The were being typically young men in their 20s, the principal demographic of African economic migrants looking for a greater existence overseas, but also some females and youngsters.
Seeking visibly exhausted, they stepped off a jet at the airport in Banjul, the palm-fringed seaside capital of the tiny West African country, then stuffed out types they had been given for unexpected emergency passports.
Most of the dozen or so Gambian migrants interviewed by Reuters had been absent for extra than a 12 months. The International Organisation of Migration (IOM) and Gambian federal government aided release them from detention facilities in Tripoli and somewhere else.
European governments are having difficulties to obtain a reaction to the move of migrants over the Mediterranean from Libya, and the appalling conditions in detention camps run by traffickers or the Libyan federal government.

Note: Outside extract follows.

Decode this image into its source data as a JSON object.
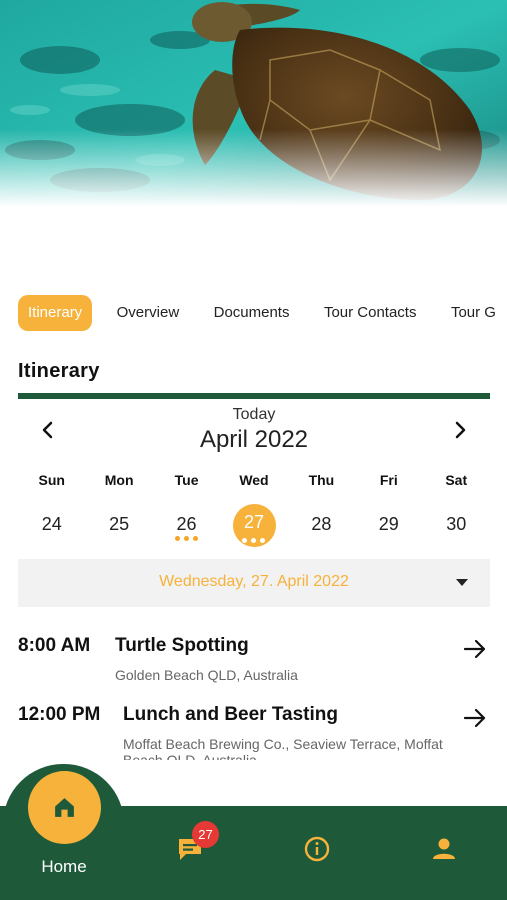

As Lamin Korita, 26, waited in a black keep track of accommodate with the hood raised to fill out his papers, he was glad to have ended a 13-month journey that bought him arrested in Tripoli. He had wished to make it to Italy and obtain get the job done there.
“It is a aid to be home,” he said, even though he wasn’t confident what he would do now without competencies and in a region with number of employment.
For other individuals, the trauma of their ordeal remained raw.
“Libya was horrible for us. There was no peace. Men and women hit me, they utilised sticks towards me like I was an animal,” said Modou Badjie, 27, a former Gambian soldier who said he was beaten by bandits in Libya and ended up in a crammed migrant camp in Tripoli.
Experienced both of them created it additional, the journey would have become still extra perilous. A rubber boat packed with migrants final month on the way to Italy sank in the Mediterranean. The presumed sole survivor, a 16-12 months-old Gambian boy, explained to rescuers he believed all other passengers drowned.